What comes to mind when you think of the Arctic? A cold and remote place, largely void of life and opportunities?
Or have you joined the growing number of world leaders, scientists and corporate executives who see the Arctic as a promising, prosperous and increasingly vibrant region? One where responsible and joint management is the key to unlocking a vast potential?
The United States is now wrapping up its two-year leadership of the Arctic Council. This high-level forum has for two decades brought together governments of Arctic states, and kept the door open also for Arctic indigenous communities.
When ministers and other representatives get together in Fairbanks, AK, on May 11, they will review and approve what has been achieved under the U.S. chairmanship. One thing that they’re sure to agree on is that the Arctic has become an increasingly hot topic.
Why? Because of the many opportunities – but also the challenges and the vulnerabilities – that can be found north of the polar circle.
Norway has a front-row seat to these developments. One third of Norway’s land mass and 80% of its sea areas are in the Arctic. No other country has a higher proportion of its total population – nearly 10% – living in the Arctic.
Because of its strong national interests, Norway wants to continue playing a leading role in managing and developing the Arctic. Norway also recognizes the global importance of ensuring that the Arctic remains an area of peace, stability and international cooperation.
Most of the Arctic is ocean. Coastal communities all over the Arctic region traditionally benefit from the rich fisheries of the north. In Norway, we have a long and strong tradition of generating wealth from the sea, through fisheries, petroleum activities and maritime services.
The ocean is the very foundation of our economy and prosperity.
High potential in a vulnerable area
Fish accounts for about 12% of the total exports of goods from Norway, providing approximately 35 million meals of fish worldwide on a daily basis. A substantial amount of this comes from northern waters.
For the oil and gas industries too, we have seen a gradual shifting of focus northwards. Around half of the remaining undiscovered Norwegian petroleum reserves are in the Arctic, hidden under the Barents Sea. And one-fifth of the world’s undiscovered oil and gas reserves may be located in the Arctic.
Other industries with a strong Arctic potential are mining, tourism, and maritime transportation.
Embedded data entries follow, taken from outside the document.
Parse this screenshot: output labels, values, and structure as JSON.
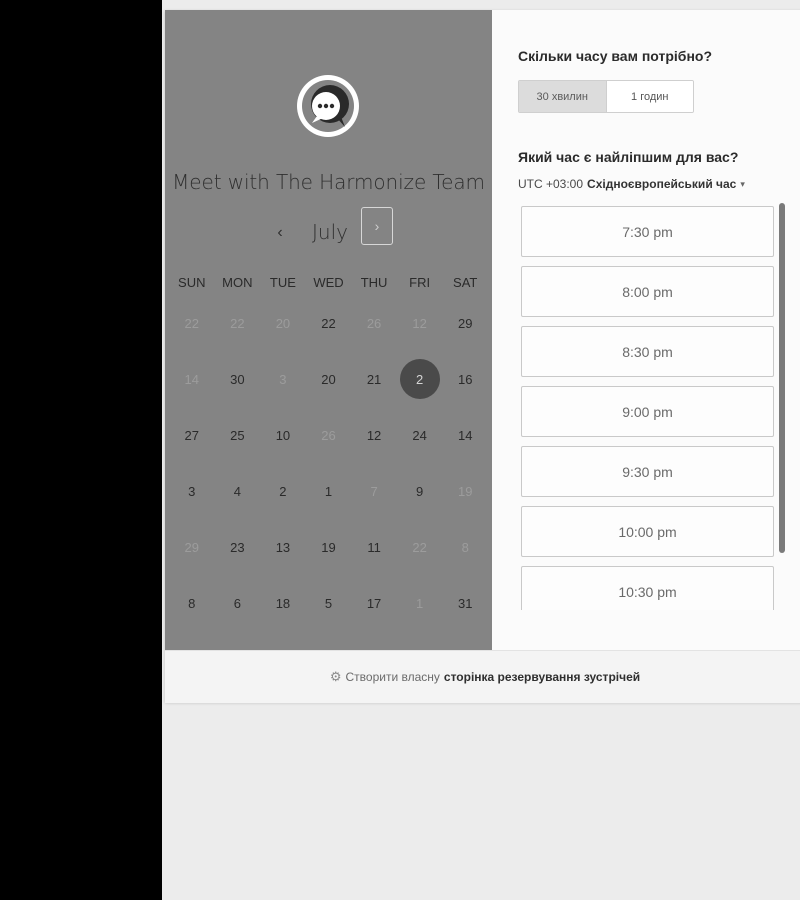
{
  "header": {
    "title": "Meet with The Harmonize Team"
  },
  "calendar": {
    "prev_icon": "‹",
    "month": "July",
    "next_icon": "›",
    "weekdays": [
      "SUN",
      "MON",
      "TUE",
      "WED",
      "THU",
      "FRI",
      "SAT"
    ],
    "weeks": [
      [
        {
          "d": "22",
          "dim": true
        },
        {
          "d": "22",
          "dim": true
        },
        {
          "d": "20",
          "dim": true
        },
        {
          "d": "22",
          "dim": false
        },
        {
          "d": "26",
          "dim": true
        },
        {
          "d": "12",
          "dim": true
        },
        {
          "d": "29",
          "dim": false
        }
      ],
      [
        {
          "d": "14",
          "dim": true
        },
        {
          "d": "30",
          "dim": false
        },
        {
          "d": "3",
          "dim": true
        },
        {
          "d": "20",
          "dim": false
        },
        {
          "d": "21",
          "dim": false
        },
        {
          "d": "2",
          "dim": false,
          "selected": true
        },
        {
          "d": "16",
          "dim": false
        }
      ],
      [
        {
          "d": "27",
          "dim": false
        },
        {
          "d": "25",
          "dim": false
        },
        {
          "d": "10",
          "dim": false
        },
        {
          "d": "26",
          "dim": true
        },
        {
          "d": "12",
          "dim": false
        },
        {
          "d": "24",
          "dim": false
        },
        {
          "d": "14",
          "dim": false
        }
      ],
      [
        {
          "d": "3",
          "dim": false
        },
        {
          "d": "4",
          "dim": false
        },
        {
          "d": "2",
          "dim": false
        },
        {
          "d": "1",
          "dim": false
        },
        {
          "d": "7",
          "dim": true
        },
        {
          "d": "9",
          "dim": false
        },
        {
          "d": "19",
          "dim": true
        }
      ],
      [
        {
          "d": "29",
          "dim": true
        },
        {
          "d": "23",
          "dim": false
        },
        {
          "d": "13",
          "dim": false
        },
        {
          "d": "19",
          "dim": false
        },
        {
          "d": "11",
          "dim": false
        },
        {
          "d": "22",
          "dim": true
        },
        {
          "d": "8",
          "dim": true
        }
      ],
      [
        {
          "d": "8",
          "dim": false
        },
        {
          "d": "6",
          "dim": false
        },
        {
          "d": "18",
          "dim": false
        },
        {
          "d": "5",
          "dim": false
        },
        {
          "d": "17",
          "dim": false
        },
        {
          "d": "1",
          "dim": true
        },
        {
          "d": "31",
          "dim": false
        }
      ]
    ]
  },
  "duration": {
    "question": "Скільки часу вам потрібно?",
    "options": [
      "30 хвилин",
      "1 годин"
    ],
    "selected": "30 хвилин"
  },
  "time": {
    "question": "Який час є найліпшим для вас?",
    "tz_offset": "UTC +03:00",
    "tz_name": "Східноєвропейський час",
    "tz_caret": "▾",
    "slots": [
      "7:30 pm",
      "8:00 pm",
      "8:30 pm",
      "9:00 pm",
      "9:30 pm",
      "10:00 pm",
      "10:30 pm"
    ]
  },
  "footer": {
    "icon": "sprocket-icon",
    "prefix": "Створити власну",
    "link": "сторінка резервування зустрічей"
  },
  "colors": {
    "left_panel": "#848484",
    "selected_day": "#4a4a4a",
    "page_background": "#ececec"
  }
}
These activities take place in a vulnerable environment. The Arctic is a catalyst for climate change. Areas with permafrost are declining, glaciers are melting and new species are moving into the Arctic ecosystems. This has wide-ranging consequences, because – unfortunately – what happens in the Arctic doesn´t stay in the Arctic.
Global weather patterns, for instance, are affected by reduced sea ice in the Arctic Ocean. Climate change is a global challenge. Global solutions are therefore required.
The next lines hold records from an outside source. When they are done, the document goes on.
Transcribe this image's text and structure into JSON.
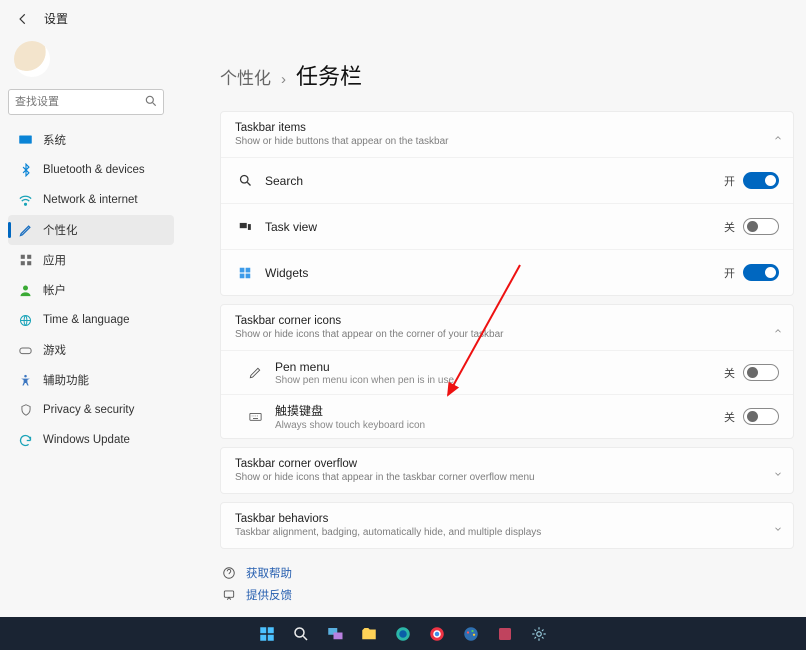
{
  "header": {
    "app_title": "设置"
  },
  "search": {
    "placeholder": "查找设置"
  },
  "sidebar": {
    "items": [
      {
        "label": "系统"
      },
      {
        "label": "Bluetooth & devices"
      },
      {
        "label": "Network & internet"
      },
      {
        "label": "个性化"
      },
      {
        "label": "应用"
      },
      {
        "label": "帐户"
      },
      {
        "label": "Time & language"
      },
      {
        "label": "游戏"
      },
      {
        "label": "辅助功能"
      },
      {
        "label": "Privacy & security"
      },
      {
        "label": "Windows Update"
      }
    ]
  },
  "breadcrumb": {
    "parent": "个性化",
    "current": "任务栏"
  },
  "sections": {
    "items": {
      "title": "Taskbar items",
      "desc": "Show or hide buttons that appear on the taskbar",
      "rows": [
        {
          "label": "Search",
          "state_text": "开",
          "on": true
        },
        {
          "label": "Task view",
          "state_text": "关",
          "on": false
        },
        {
          "label": "Widgets",
          "state_text": "开",
          "on": true
        }
      ]
    },
    "corner": {
      "title": "Taskbar corner icons",
      "desc": "Show or hide icons that appear on the corner of your taskbar",
      "rows": [
        {
          "label": "Pen menu",
          "sub": "Show pen menu icon when pen is in use",
          "state_text": "关",
          "on": false
        },
        {
          "label": "触摸键盘",
          "sub": "Always show touch keyboard icon",
          "state_text": "关",
          "on": false
        }
      ]
    },
    "overflow": {
      "title": "Taskbar corner overflow",
      "desc": "Show or hide icons that appear in the taskbar corner overflow menu"
    },
    "behaviors": {
      "title": "Taskbar behaviors",
      "desc": "Taskbar alignment, badging, automatically hide, and multiple displays"
    }
  },
  "help": {
    "a": "获取帮助",
    "b": "提供反馈"
  },
  "colors": {
    "accent": "#0067c0"
  }
}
One very important result from the Fairbanks Ministerial is the adoption of an agreement on strengthened international scientific cooperation in the Arctic. A significant portion of scientific Arctic research is located on Svalbard in Ny Ålesund, a former coal-mining town that has been devoted to science since 1968. Currently, ten countries have researchers stationed there to carry out missions in a broad range of sciences.
Norway’s closest Arctic neighbor is Russia. We have a direct and pragmatic cooperation in areas such as search and rescue at sea, oil spill prevention, nuclear safety and cleanup after the Cold War, and maritime safety. Environmental cooperation has been in effect since 1980. And a Norwegian – Russian fisheries commission, established in 1975, manages some of the world’s most important fish stocks.
One should not underestimate the importance of this fabric of multifaceted cooperation in a broader security perspective.
In all areas of Arctic activities, we must ensure that they do not come at the expense of the Arctic environment. At the same time, we must make sustainable use of the economic opportunities that are opening up. I believe it is possible and necessary to do both.
The overall goal for Norwegian Arctic policy is to ensure that the Arctic remains an area of peace, stability and international cooperation.
Norway has demonstrated that it is possible to combine ocean-based industries such as fisheries, aquaculture, shipping and energy, with a healthy marine environment.
As Finland is now taking over the chairmanship of the Arctic Council, Norway is looking forward to continued cooperation with the United States and the rest of the Arctic family. Keep an eye on what’s going on – the Arctic is the future!